Re: [pcre-dev] Remove some restrictions of lookbehind assert…

Top Page
Delete this message
Author: Zoltán Herczeg
Date:  
To: Pcre-dev
Subject: Re: [pcre-dev] Remove some restrictions of lookbehind assertions
 Hi,

> I was faced with a need of nonfixed length lookbehind two times:
> 1. when data came by stream of 24kB blocks and I need to find a last
>numeric in each of it
> /.{24000}(?<=(\d++)\D*+)/g


Even if this would work, the result of this would be always the last position of the subject, and that is probably not what you want.

/(?s).*(?<!\d)\K(?=(\d++))/

This provides the starting position of the decimal number, with going back from the input. This is also much faster than scanning [\G,n-1].

> 2. when I have a json-array file and want to find every top-level element
> that have "id" tag at any nested level
> /(\{(?:[^{}]++|(?1))*+\})(?<=\{"id":"(?>.*?").*)/g


Well, I would first first the top level element first then scan the nested levels. This is closer to the concept how regexes work.

> 2. There are cases where there is no no programming language available for
> user, only regex. And exactly this case is in one of my application.


If you have such issues frequently I would recommend to support some scripting language. There are many small and fairly quick JS engines, which are easy to add. If I remember correctly Duktape or QuickJS are just 1 file "applications".

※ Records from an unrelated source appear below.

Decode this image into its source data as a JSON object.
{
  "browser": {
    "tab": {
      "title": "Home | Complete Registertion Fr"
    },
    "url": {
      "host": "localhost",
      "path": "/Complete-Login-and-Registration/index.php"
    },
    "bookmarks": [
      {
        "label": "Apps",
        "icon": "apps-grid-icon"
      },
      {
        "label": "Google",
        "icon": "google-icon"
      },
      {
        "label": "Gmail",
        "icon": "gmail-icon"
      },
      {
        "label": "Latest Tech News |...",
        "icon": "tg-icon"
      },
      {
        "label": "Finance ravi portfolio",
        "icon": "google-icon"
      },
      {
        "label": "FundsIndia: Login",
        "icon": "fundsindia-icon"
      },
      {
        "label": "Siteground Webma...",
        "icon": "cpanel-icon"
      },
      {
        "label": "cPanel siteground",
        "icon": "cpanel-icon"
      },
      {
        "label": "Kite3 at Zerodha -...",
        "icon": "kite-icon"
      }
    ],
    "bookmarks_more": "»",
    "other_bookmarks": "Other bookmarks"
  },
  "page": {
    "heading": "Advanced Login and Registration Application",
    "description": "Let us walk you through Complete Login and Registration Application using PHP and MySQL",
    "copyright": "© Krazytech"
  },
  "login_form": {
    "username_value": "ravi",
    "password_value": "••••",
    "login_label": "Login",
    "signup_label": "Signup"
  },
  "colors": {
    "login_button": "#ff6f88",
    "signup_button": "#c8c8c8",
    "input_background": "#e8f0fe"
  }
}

But if you really want [\G,n-1] searches, you can consider adding it using callouts. I have a fun project which combines pcre2 with shell commands, and it provides so much power:

https://github.com/zherczeg/pcresp

E.g. I can search a time in the output and covert it to seconds using python print command with one step. You can see how callouts can be "exploited" to control matches.

Regards,
Zoltan